Chapitre 10

286 33 32
                                    


– La chanson des vieux amants

« Finalement, il nous fallut bien du talent pour être vieux sans être adultes »


Eté 1821 – Constantinople, Empire Ottoman

Cinq ans plus tard


La chaleur est écrasante, comme si le soleil pesait une tonne sur mes épaules. Ma chemise est trempée de sueur. Je passe une main à la naissance de mes cheveux, essuyant les gouttes qui y perlent. Je relève mon regard vers l'horizon. Des semaines se sont écoulées depuis mon départ de Londres. Des semaines pour en arriver là.

Les minarets se dressent dans le ciel de Constantinople. Je suis émerveillé par la splendeur des mosquées. Somptueuses. Nobles. Sacrées. La maison de Dieu. Un autre Dieu. Peut-être plus clément que le mien. J'en doute. Malheureusement, Dieu a bon dos, dans chaque pays du monde.

Je glisse ma main dans la poche de mon pantalon, serrant le bout de papier à l'intérieur. Une lettre. Une simple lettre qui m'a fait parcourir plus de 3 000 kilomètres. Je la sors, relis l'adresse malgré l'encre délavée par le temps et le voyage. Je devrais être bientôt arrivé.

Je la range dans ma poche, avançant de quelques pas dans la rue grouillante de monde. Des enfants qui courent, des marchants ambulants, des femmes qui font leurs courses, des cries, des pleures, des rires. Ça bouge dans tous les sens, la vie à l'état pur, brut. Je me fraie un chemin dans la foule, un sac sur le dos, tout ce qui me reste de mon ancienne vie.
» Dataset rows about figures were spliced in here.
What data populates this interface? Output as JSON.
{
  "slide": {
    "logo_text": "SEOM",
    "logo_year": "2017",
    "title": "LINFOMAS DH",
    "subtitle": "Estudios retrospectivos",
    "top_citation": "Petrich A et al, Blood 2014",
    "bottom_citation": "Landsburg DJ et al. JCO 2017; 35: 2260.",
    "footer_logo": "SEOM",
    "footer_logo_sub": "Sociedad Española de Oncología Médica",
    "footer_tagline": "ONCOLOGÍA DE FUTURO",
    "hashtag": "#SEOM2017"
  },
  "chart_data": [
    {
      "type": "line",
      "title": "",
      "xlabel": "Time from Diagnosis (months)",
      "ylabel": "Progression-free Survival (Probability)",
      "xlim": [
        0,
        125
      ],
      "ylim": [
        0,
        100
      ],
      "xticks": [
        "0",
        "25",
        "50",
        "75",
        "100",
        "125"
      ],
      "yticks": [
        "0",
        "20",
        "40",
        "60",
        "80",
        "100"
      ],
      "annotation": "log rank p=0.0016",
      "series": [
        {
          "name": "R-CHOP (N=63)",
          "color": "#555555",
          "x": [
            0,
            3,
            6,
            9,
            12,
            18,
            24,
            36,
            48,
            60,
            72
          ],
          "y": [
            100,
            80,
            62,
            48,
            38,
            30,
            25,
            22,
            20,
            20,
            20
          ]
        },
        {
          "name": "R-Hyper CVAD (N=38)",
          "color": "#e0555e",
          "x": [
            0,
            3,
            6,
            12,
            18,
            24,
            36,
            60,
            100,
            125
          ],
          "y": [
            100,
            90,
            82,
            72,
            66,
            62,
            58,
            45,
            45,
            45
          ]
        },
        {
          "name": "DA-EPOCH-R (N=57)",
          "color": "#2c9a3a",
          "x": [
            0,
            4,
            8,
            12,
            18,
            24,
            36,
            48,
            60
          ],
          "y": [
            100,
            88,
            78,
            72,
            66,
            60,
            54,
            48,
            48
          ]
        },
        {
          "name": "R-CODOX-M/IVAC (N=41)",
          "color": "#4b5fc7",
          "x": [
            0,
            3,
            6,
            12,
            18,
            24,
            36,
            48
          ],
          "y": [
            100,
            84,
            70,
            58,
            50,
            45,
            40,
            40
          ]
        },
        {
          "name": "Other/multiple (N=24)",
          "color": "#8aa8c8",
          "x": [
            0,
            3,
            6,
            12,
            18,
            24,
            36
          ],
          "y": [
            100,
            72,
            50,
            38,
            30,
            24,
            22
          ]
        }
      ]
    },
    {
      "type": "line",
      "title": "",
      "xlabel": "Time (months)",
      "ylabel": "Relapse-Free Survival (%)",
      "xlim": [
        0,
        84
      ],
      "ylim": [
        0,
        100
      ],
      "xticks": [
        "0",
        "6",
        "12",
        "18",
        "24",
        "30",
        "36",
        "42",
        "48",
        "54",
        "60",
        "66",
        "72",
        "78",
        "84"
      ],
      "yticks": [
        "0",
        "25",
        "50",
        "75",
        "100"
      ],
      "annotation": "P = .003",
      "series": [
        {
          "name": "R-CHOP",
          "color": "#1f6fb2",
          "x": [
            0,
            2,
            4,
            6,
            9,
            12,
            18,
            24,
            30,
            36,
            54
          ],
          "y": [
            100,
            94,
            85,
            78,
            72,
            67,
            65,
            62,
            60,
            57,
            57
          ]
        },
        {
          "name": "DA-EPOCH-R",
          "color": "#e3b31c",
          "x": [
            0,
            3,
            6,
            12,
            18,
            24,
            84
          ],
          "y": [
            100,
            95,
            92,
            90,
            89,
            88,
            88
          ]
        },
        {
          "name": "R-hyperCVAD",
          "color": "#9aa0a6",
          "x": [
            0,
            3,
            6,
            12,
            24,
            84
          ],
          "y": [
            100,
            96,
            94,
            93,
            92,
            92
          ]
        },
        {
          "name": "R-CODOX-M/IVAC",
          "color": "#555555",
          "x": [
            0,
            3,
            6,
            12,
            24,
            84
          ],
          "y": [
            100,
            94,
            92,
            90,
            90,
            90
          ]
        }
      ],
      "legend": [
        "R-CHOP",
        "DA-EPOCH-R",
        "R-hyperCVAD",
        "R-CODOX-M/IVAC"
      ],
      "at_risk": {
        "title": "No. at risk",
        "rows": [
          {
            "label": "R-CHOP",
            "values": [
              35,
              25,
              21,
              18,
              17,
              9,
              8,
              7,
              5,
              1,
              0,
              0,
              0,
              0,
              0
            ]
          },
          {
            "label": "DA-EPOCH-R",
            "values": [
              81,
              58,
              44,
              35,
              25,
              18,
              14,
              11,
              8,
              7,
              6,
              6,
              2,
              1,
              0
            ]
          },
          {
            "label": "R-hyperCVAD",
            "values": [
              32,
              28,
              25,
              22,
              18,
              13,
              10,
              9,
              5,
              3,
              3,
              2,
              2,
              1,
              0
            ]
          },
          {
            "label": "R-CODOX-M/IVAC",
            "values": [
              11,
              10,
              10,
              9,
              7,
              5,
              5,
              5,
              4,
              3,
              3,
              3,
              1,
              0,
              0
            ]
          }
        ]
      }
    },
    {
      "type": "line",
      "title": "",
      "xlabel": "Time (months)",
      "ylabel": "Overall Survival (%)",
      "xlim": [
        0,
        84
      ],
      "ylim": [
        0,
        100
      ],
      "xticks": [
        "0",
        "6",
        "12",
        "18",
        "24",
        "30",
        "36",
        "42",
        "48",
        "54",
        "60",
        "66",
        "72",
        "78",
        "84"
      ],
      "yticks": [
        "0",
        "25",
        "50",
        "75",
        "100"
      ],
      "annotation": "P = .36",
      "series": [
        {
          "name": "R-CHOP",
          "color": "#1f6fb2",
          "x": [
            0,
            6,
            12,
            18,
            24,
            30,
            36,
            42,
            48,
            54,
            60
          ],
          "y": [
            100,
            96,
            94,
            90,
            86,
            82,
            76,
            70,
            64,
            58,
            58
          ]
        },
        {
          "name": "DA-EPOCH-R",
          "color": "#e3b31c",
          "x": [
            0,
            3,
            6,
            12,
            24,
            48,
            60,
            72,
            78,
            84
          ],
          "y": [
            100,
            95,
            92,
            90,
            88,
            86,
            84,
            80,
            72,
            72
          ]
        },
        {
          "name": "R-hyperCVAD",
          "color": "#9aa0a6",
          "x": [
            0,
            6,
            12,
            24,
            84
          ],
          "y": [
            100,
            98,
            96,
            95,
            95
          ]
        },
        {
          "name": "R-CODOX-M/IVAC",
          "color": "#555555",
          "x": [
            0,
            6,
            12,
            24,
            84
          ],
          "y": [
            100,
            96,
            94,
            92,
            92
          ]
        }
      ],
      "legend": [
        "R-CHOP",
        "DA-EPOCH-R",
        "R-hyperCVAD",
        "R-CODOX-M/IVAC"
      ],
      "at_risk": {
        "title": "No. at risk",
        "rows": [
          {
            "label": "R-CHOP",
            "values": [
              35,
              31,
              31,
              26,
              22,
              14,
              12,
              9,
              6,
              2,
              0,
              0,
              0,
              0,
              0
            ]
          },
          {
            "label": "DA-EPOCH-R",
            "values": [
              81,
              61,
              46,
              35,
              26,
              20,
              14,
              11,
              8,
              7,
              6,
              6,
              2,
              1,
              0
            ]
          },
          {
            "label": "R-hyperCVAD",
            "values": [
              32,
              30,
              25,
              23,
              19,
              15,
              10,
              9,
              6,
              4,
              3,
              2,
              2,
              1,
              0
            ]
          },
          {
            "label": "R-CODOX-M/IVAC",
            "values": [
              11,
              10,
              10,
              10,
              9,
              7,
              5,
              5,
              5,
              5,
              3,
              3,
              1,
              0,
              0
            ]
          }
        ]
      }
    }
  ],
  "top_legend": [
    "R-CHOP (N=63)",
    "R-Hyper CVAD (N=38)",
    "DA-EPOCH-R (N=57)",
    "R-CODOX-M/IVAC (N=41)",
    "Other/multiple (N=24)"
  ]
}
Soudainement, le ciel se met à vibrer. Des mots en arabes arrivent jusqu'à mes oreilles. C'est l'heure de la prière. L'effervescence continue autour de moi, remplie par tous ces sons que je ne connais pas, que je ne comprends pas, que je serai même incapable de déchiffrer. Ça sonne comme une douce mélodie.

Un sourire se dessine sur mes lèvres. Je me sens emporté moi aussi, bien que j'ignore où, ni comment, ni pourquoi. Une légère brise souffle dans mon dos, le vent se glisse sous ma chemise, c'est agréable. C'est la première fois que je ressens cet apaisement. La première fois que la vie n'est plus si dure à supporter... La première fois depuis ce terrible drame.
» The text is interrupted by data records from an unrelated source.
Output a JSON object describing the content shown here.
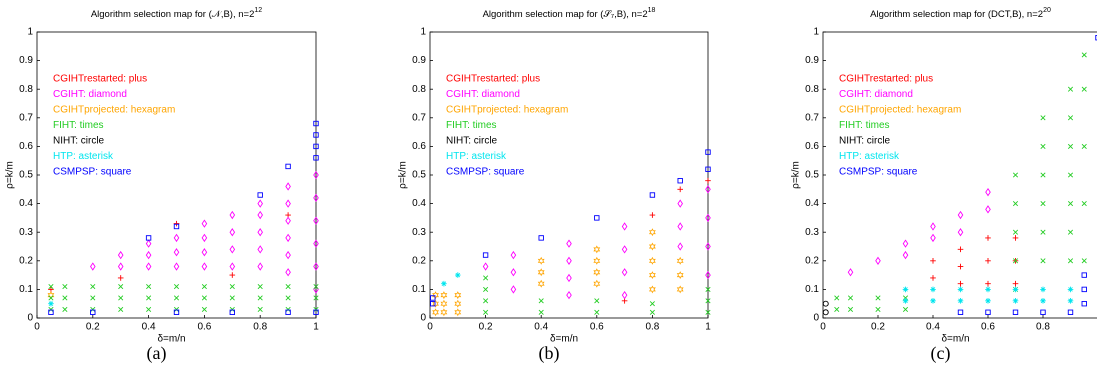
{
  "chart_data": [
    {
      "type": "scatter",
      "title": "Algorithm selection map for (𝒩,B), n=2",
      "title_exponent": "12",
      "caption": "(a)",
      "x_label": "δ=m/n",
      "y_label": "ρ=k/m",
      "xlim": [
        0,
        1
      ],
      "ylim": [
        0,
        1
      ],
      "xticks": [
        0,
        0.2,
        0.4,
        0.6,
        0.8,
        1
      ],
      "yticks": [
        0,
        0.1,
        0.2,
        0.3,
        0.4,
        0.5,
        0.6,
        0.7,
        0.8,
        0.9,
        1
      ],
      "series": [
        {
          "name": "CGIHTrestarted: plus",
          "color": "#ff0000",
          "marker": "plus",
          "x": [
            0.05,
            0.3,
            0.5,
            0.7,
            0.9
          ],
          "values": [
            0.1,
            0.14,
            0.33,
            0.15,
            0.36
          ]
        },
        {
          "name": "CGIHT: diamond",
          "color": "#ff00ff",
          "marker": "diamond",
          "x": [
            0.2,
            0.3,
            0.3,
            0.4,
            0.4,
            0.4,
            0.5,
            0.5,
            0.5,
            0.6,
            0.6,
            0.6,
            0.6,
            0.7,
            0.7,
            0.7,
            0.7,
            0.8,
            0.8,
            0.8,
            0.8,
            0.8,
            0.9,
            0.9,
            0.9,
            0.9,
            0.9,
            0.9,
            1,
            1,
            1,
            1,
            1,
            1
          ],
          "values": [
            0.18,
            0.18,
            0.22,
            0.18,
            0.22,
            0.26,
            0.18,
            0.23,
            0.28,
            0.18,
            0.23,
            0.28,
            0.33,
            0.18,
            0.24,
            0.3,
            0.36,
            0.18,
            0.24,
            0.3,
            0.36,
            0.4,
            0.16,
            0.22,
            0.28,
            0.34,
            0.4,
            0.46,
            0.1,
            0.18,
            0.26,
            0.34,
            0.42,
            0.5
          ]
        },
        {
          "name": "CGIHTprojected: hexagram",
          "color": "#ffa500",
          "marker": "hexagram",
          "x": [
            0.05
          ],
          "values": [
            0.08
          ]
        },
        {
          "name": "FIHT: times",
          "color": "#22cc22",
          "marker": "times",
          "x": [
            0.05,
            0.05,
            0.05,
            0.1,
            0.1,
            0.1,
            0.2,
            0.2,
            0.2,
            0.3,
            0.3,
            0.3,
            0.4,
            0.4,
            0.4,
            0.5,
            0.5,
            0.5,
            0.6,
            0.6,
            0.6,
            0.7,
            0.7,
            0.7,
            0.8,
            0.8,
            0.8,
            0.9,
            0.9,
            0.9,
            1,
            1,
            1
          ],
          "values": [
            0.03,
            0.07,
            0.11,
            0.03,
            0.07,
            0.11,
            0.03,
            0.07,
            0.11,
            0.03,
            0.07,
            0.11,
            0.03,
            0.07,
            0.11,
            0.03,
            0.07,
            0.11,
            0.03,
            0.07,
            0.11,
            0.03,
            0.07,
            0.11,
            0.03,
            0.07,
            0.11,
            0.03,
            0.07,
            0.11,
            0.03,
            0.07,
            0.11
          ]
        },
        {
          "name": "NIHT: circle",
          "color": "#000000",
          "marker": "circle",
          "x": [],
          "values": []
        },
        {
          "name": "HTP: asterisk",
          "color": "#00e5ee",
          "marker": "asterisk",
          "x": [
            0.05
          ],
          "values": [
            0.05
          ]
        },
        {
          "name": "CSMPSP: square",
          "color": "#0000ff",
          "marker": "square",
          "x": [
            0.4,
            0.5,
            0.8,
            0.9,
            1,
            1,
            1,
            1,
            0.05,
            0.2,
            0.5,
            0.7,
            0.9,
            1
          ],
          "values": [
            0.28,
            0.32,
            0.43,
            0.53,
            0.56,
            0.6,
            0.64,
            0.68,
            0.02,
            0.02,
            0.02,
            0.02,
            0.02,
            0.02
          ]
        }
      ]
    },
    {
      "type": "scatter",
      "title": "Algorithm selection map for (𝒮₇,B), n=2",
      "title_exponent": "18",
      "caption": "(b)",
      "x_label": "δ=m/n",
      "y_label": "ρ=k/m",
      "xlim": [
        0,
        1
      ],
      "ylim": [
        0,
        1
      ],
      "xticks": [
        0,
        0.2,
        0.4,
        0.6,
        0.8,
        1
      ],
      "yticks": [
        0,
        0.1,
        0.2,
        0.3,
        0.4,
        0.5,
        0.6,
        0.7,
        0.8,
        0.9,
        1
      ],
      "series": [
        {
          "name": "CGIHTrestarted: plus",
          "color": "#ff0000",
          "marker": "plus",
          "x": [
            0.8,
            0.9,
            1,
            0.7
          ],
          "values": [
            0.36,
            0.45,
            0.48,
            0.06
          ]
        },
        {
          "name": "CGIHT: diamond",
          "color": "#ff00ff",
          "marker": "diamond",
          "x": [
            0.2,
            0.3,
            0.3,
            0.3,
            0.5,
            0.5,
            0.5,
            0.5,
            0.7,
            0.7,
            0.7,
            0.7,
            0.9,
            0.9,
            0.9,
            1,
            1,
            1,
            1
          ],
          "values": [
            0.18,
            0.1,
            0.16,
            0.22,
            0.08,
            0.14,
            0.2,
            0.26,
            0.08,
            0.16,
            0.24,
            0.32,
            0.25,
            0.32,
            0.4,
            0.15,
            0.25,
            0.35,
            0.45
          ]
        },
        {
          "name": "CGIHTprojected: hexagram",
          "color": "#ffa500",
          "marker": "hexagram",
          "x": [
            0.02,
            0.02,
            0.02,
            0.05,
            0.05,
            0.05,
            0.1,
            0.1,
            0.1,
            0.4,
            0.4,
            0.4,
            0.6,
            0.6,
            0.6,
            0.6,
            0.8,
            0.8,
            0.8,
            0.8,
            0.8,
            0.9,
            0.9,
            0.9
          ],
          "values": [
            0.02,
            0.05,
            0.08,
            0.02,
            0.05,
            0.08,
            0.02,
            0.05,
            0.08,
            0.12,
            0.16,
            0.2,
            0.12,
            0.16,
            0.2,
            0.24,
            0.1,
            0.15,
            0.2,
            0.25,
            0.3,
            0.1,
            0.15,
            0.2
          ]
        },
        {
          "name": "FIHT: times",
          "color": "#22cc22",
          "marker": "times",
          "x": [
            0.2,
            0.2,
            0.2,
            0.2,
            0.4,
            0.4,
            0.6,
            0.6,
            0.8,
            0.8,
            1,
            1,
            1
          ],
          "values": [
            0.02,
            0.06,
            0.1,
            0.14,
            0.02,
            0.06,
            0.02,
            0.06,
            0.02,
            0.05,
            0.02,
            0.06,
            0.1
          ]
        },
        {
          "name": "NIHT: circle",
          "color": "#000000",
          "marker": "circle",
          "x": [],
          "values": []
        },
        {
          "name": "HTP: asterisk",
          "color": "#00e5ee",
          "marker": "asterisk",
          "x": [
            0.05,
            0.1
          ],
          "values": [
            0.12,
            0.15
          ]
        },
        {
          "name": "CSMPSP: square",
          "color": "#0000ff",
          "marker": "square",
          "x": [
            0.2,
            0.4,
            0.6,
            0.8,
            0.9,
            1,
            1,
            0.01,
            0.01
          ],
          "values": [
            0.22,
            0.28,
            0.35,
            0.43,
            0.48,
            0.52,
            0.58,
            0.05,
            0.07
          ]
        }
      ]
    },
    {
      "type": "scatter",
      "title": "Algorithm selection map for (DCT,B), n=2",
      "title_exponent": "20",
      "caption": "(c)",
      "x_label": "δ=m/n",
      "y_label": "ρ=k/m",
      "xlim": [
        0,
        1
      ],
      "ylim": [
        0,
        1
      ],
      "xticks": [
        0,
        0.2,
        0.4,
        0.6,
        0.8
      ],
      "yticks": [
        0,
        0.1,
        0.2,
        0.3,
        0.4,
        0.5,
        0.6,
        0.7,
        0.8,
        0.9,
        1
      ],
      "series": [
        {
          "name": "CGIHTrestarted: plus",
          "color": "#ff0000",
          "marker": "plus",
          "x": [
            0.4,
            0.4,
            0.5,
            0.5,
            0.5,
            0.6,
            0.6,
            0.6,
            0.7,
            0.7,
            0.7
          ],
          "values": [
            0.14,
            0.2,
            0.12,
            0.18,
            0.24,
            0.12,
            0.2,
            0.28,
            0.12,
            0.2,
            0.28
          ]
        },
        {
          "name": "CGIHT: diamond",
          "color": "#ff00ff",
          "marker": "diamond",
          "x": [
            0.1,
            0.2,
            0.3,
            0.3,
            0.4,
            0.4,
            0.5,
            0.5,
            0.6,
            0.6
          ],
          "values": [
            0.16,
            0.2,
            0.22,
            0.26,
            0.28,
            0.32,
            0.3,
            0.36,
            0.38,
            0.44
          ]
        },
        {
          "name": "CGIHTprojected: hexagram",
          "color": "#ffa500",
          "marker": "hexagram",
          "x": [],
          "values": []
        },
        {
          "name": "FIHT: times",
          "color": "#22cc22",
          "marker": "times",
          "x": [
            0.05,
            0.05,
            0.1,
            0.1,
            0.2,
            0.2,
            0.3,
            0.3,
            0.7,
            0.7,
            0.7,
            0.7,
            0.7,
            0.8,
            0.8,
            0.8,
            0.8,
            0.8,
            0.8,
            0.9,
            0.9,
            0.9,
            0.9,
            0.9,
            0.9,
            0.9,
            0.95,
            0.95,
            0.95,
            0.95,
            0.95
          ],
          "values": [
            0.03,
            0.07,
            0.03,
            0.07,
            0.03,
            0.07,
            0.03,
            0.07,
            0.1,
            0.2,
            0.3,
            0.4,
            0.5,
            0.2,
            0.3,
            0.4,
            0.5,
            0.6,
            0.7,
            0.2,
            0.3,
            0.4,
            0.5,
            0.6,
            0.7,
            0.8,
            0.2,
            0.4,
            0.6,
            0.8,
            0.92
          ]
        },
        {
          "name": "NIHT: circle",
          "color": "#000000",
          "marker": "circle",
          "x": [
            0.01,
            0.01
          ],
          "values": [
            0.02,
            0.05
          ]
        },
        {
          "name": "HTP: asterisk",
          "color": "#00e5ee",
          "marker": "asterisk",
          "x": [
            0.3,
            0.4,
            0.5,
            0.6,
            0.7,
            0.8,
            0.9,
            0.3,
            0.4,
            0.5,
            0.6,
            0.7,
            0.8,
            0.9
          ],
          "values": [
            0.06,
            0.06,
            0.06,
            0.06,
            0.06,
            0.06,
            0.06,
            0.1,
            0.1,
            0.1,
            0.1,
            0.1,
            0.1,
            0.1
          ]
        },
        {
          "name": "CSMPSP: square",
          "color": "#0000ff",
          "marker": "square",
          "x": [
            0.5,
            0.6,
            0.7,
            0.8,
            0.9,
            0.95,
            0.95,
            0.95,
            1
          ],
          "values": [
            0.02,
            0.02,
            0.02,
            0.02,
            0.02,
            0.05,
            0.1,
            0.15,
            0.98
          ]
        }
      ]
    }
  ]
}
Mes yeux se remplissent de larmes instinctivement, comme à chaque fois que cette pensée me revient, c'est à dire à pratiquement chaque seconde de mon existence. J'ai fui pour ne plus y être confronté. Mais peu importe les kilomètres, la peine est toujours là. Chaque jour plus lourde et douloureuse.
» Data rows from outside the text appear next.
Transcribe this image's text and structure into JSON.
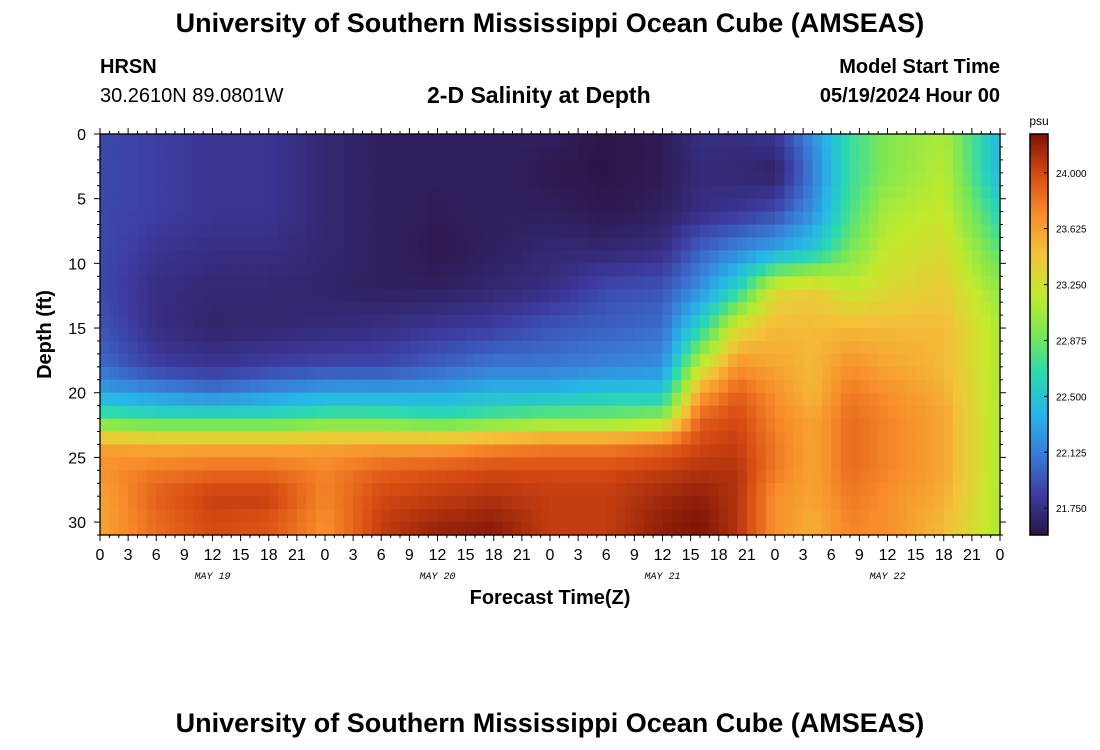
{
  "header": {
    "title": "University of Southern Mississippi Ocean Cube (AMSEAS)",
    "station": "HRSN",
    "coords": "30.2610N  89.0801W",
    "chart_title": "2-D Salinity at Depth",
    "start_label": "Model Start Time",
    "start_value": "05/19/2024 Hour 00"
  },
  "footer": {
    "title": "University of Southern Mississippi Ocean Cube (AMSEAS)"
  },
  "colors": {
    "colormap": [
      "#2b1546",
      "#3d3ba0",
      "#3a7bd8",
      "#27b5e8",
      "#2ad8b2",
      "#7ae755",
      "#c3ea2c",
      "#f3c33a",
      "#f88b2a",
      "#d74a12",
      "#7c1308"
    ]
  },
  "chart_data": {
    "type": "heatmap",
    "title": "2-D Salinity at Depth",
    "xlabel": "Forecast Time(Z)",
    "ylabel": "Depth (ft)",
    "xlim": [
      0,
      96
    ],
    "ylim": [
      0,
      31
    ],
    "x_tick_labels": [
      "0",
      "3",
      "6",
      "9",
      "12",
      "15",
      "18",
      "21",
      "0",
      "3",
      "6",
      "9",
      "12",
      "15",
      "18",
      "21",
      "0",
      "3",
      "6",
      "9",
      "12",
      "15",
      "18",
      "21",
      "0",
      "3",
      "6",
      "9",
      "12",
      "15",
      "18",
      "21",
      "0"
    ],
    "y_ticks": [
      0,
      5,
      10,
      15,
      20,
      25,
      30
    ],
    "day_labels": [
      {
        "hour": 12,
        "text": "MAY 19"
      },
      {
        "hour": 36,
        "text": "MAY 20"
      },
      {
        "hour": 60,
        "text": "MAY 21"
      },
      {
        "hour": 84,
        "text": "MAY 22"
      }
    ],
    "colorbar": {
      "unit": "psu",
      "range": [
        21.57,
        24.26
      ],
      "ticks": [
        "21.750",
        "22.125",
        "22.500",
        "22.875",
        "23.250",
        "23.625",
        "24.000"
      ]
    },
    "depths": [
      0,
      3,
      6,
      9,
      12,
      15,
      18,
      20,
      22,
      24,
      26,
      28,
      30,
      31
    ],
    "times": [
      0,
      6,
      12,
      18,
      24,
      30,
      36,
      42,
      48,
      54,
      60,
      64,
      68,
      72,
      76,
      80,
      84,
      90,
      96
    ],
    "values": [
      [
        21.9,
        21.85,
        21.8,
        21.8,
        21.7,
        21.65,
        21.65,
        21.65,
        21.65,
        21.57,
        21.62,
        21.75,
        21.75,
        21.8,
        22.2,
        22.7,
        22.95,
        23.1,
        22.4
      ],
      [
        21.9,
        21.85,
        21.8,
        21.8,
        21.7,
        21.65,
        21.65,
        21.65,
        21.6,
        21.57,
        21.62,
        21.72,
        21.7,
        21.65,
        22.1,
        22.7,
        22.95,
        23.15,
        22.4
      ],
      [
        21.9,
        21.85,
        21.8,
        21.8,
        21.7,
        21.65,
        21.62,
        21.65,
        21.65,
        21.6,
        21.65,
        21.75,
        21.8,
        21.9,
        22.2,
        22.75,
        23.1,
        23.2,
        22.6
      ],
      [
        21.9,
        21.8,
        21.75,
        21.75,
        21.7,
        21.65,
        21.6,
        21.65,
        21.7,
        21.7,
        21.75,
        22.0,
        22.15,
        22.3,
        22.5,
        22.9,
        23.2,
        23.3,
        22.8
      ],
      [
        21.9,
        21.75,
        21.7,
        21.7,
        21.68,
        21.65,
        21.65,
        21.7,
        21.75,
        21.9,
        21.95,
        22.2,
        22.6,
        23.3,
        23.4,
        23.2,
        23.3,
        23.4,
        23.0
      ],
      [
        21.95,
        21.75,
        21.68,
        21.7,
        21.72,
        21.75,
        21.8,
        21.85,
        21.95,
        22.0,
        22.05,
        22.6,
        23.3,
        23.5,
        23.5,
        23.5,
        23.5,
        23.5,
        23.1
      ],
      [
        22.05,
        21.85,
        21.8,
        21.85,
        21.9,
        21.9,
        22.0,
        22.1,
        22.1,
        22.15,
        22.2,
        23.2,
        23.7,
        23.6,
        23.5,
        23.7,
        23.6,
        23.5,
        23.1
      ],
      [
        22.3,
        22.2,
        22.1,
        22.2,
        22.3,
        22.3,
        22.3,
        22.4,
        22.4,
        22.5,
        22.5,
        23.6,
        23.9,
        23.7,
        23.5,
        23.8,
        23.7,
        23.55,
        23.1
      ],
      [
        22.8,
        22.7,
        22.7,
        22.7,
        22.8,
        22.8,
        22.7,
        22.8,
        22.9,
        22.9,
        23.0,
        23.9,
        24.0,
        23.75,
        23.6,
        23.85,
        23.75,
        23.6,
        23.1
      ],
      [
        23.6,
        23.55,
        23.55,
        23.55,
        23.6,
        23.6,
        23.6,
        23.7,
        23.75,
        23.75,
        23.85,
        24.0,
        24.05,
        23.8,
        23.6,
        23.85,
        23.75,
        23.6,
        23.1
      ],
      [
        23.7,
        23.8,
        23.85,
        23.85,
        23.75,
        23.9,
        23.95,
        24.0,
        24.0,
        24.0,
        24.05,
        24.1,
        24.1,
        23.8,
        23.6,
        23.85,
        23.75,
        23.6,
        23.1
      ],
      [
        23.6,
        23.9,
        24.05,
        24.05,
        23.75,
        24.0,
        24.05,
        24.1,
        24.05,
        24.05,
        24.15,
        24.2,
        24.1,
        23.7,
        23.6,
        23.8,
        23.7,
        23.55,
        23.1
      ],
      [
        23.6,
        23.85,
        24.0,
        23.95,
        23.7,
        24.05,
        24.15,
        24.2,
        24.05,
        24.05,
        24.2,
        24.25,
        24.1,
        23.7,
        23.55,
        23.75,
        23.7,
        23.5,
        23.1
      ],
      [
        23.6,
        23.85,
        24.0,
        23.95,
        23.7,
        24.05,
        24.2,
        24.22,
        24.05,
        24.05,
        24.2,
        24.26,
        24.1,
        23.7,
        23.55,
        23.75,
        23.7,
        23.5,
        23.1
      ]
    ]
  }
}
J'attrape la lettre, la serrant dans ma paume, et inspire profondément pour me redonner du courage.

J'avance de quelques pas, essaie de reconnaitre la maison décrite sur mon bout de papier. "Des volets bleus", "un grillage toujours ouvert", "une demeure en terre blanche". J'observe, je scrute, émerveillé et apeuré à la fois de cette nouvelle vie que je suis venu chercher ici.

Celle à Londres n'avait plus aucun sens. Elle en avait un, avant. Celui que je m'étais efforcé à bâtir. Puis Louis est mort, il y a deux ans, emporté dans un naufrage au large des Caraïbes alors qu'il travaillait pour nos colonies. Le château s'est écroulé, carte par carte. Je savais faire semblant lorsqu'il était encore là, quelque part, dans ce monde. Lorsque je savais qu'il m'aimait et qu'il pensait à moi. Mais il est parti pour toujours et la comédie n'a plus eu aucune saveur après ça. Ce secret que l'on partagerait, cet amour interdit qui n'existait que dans nos têtes, tout a disparu avec lui.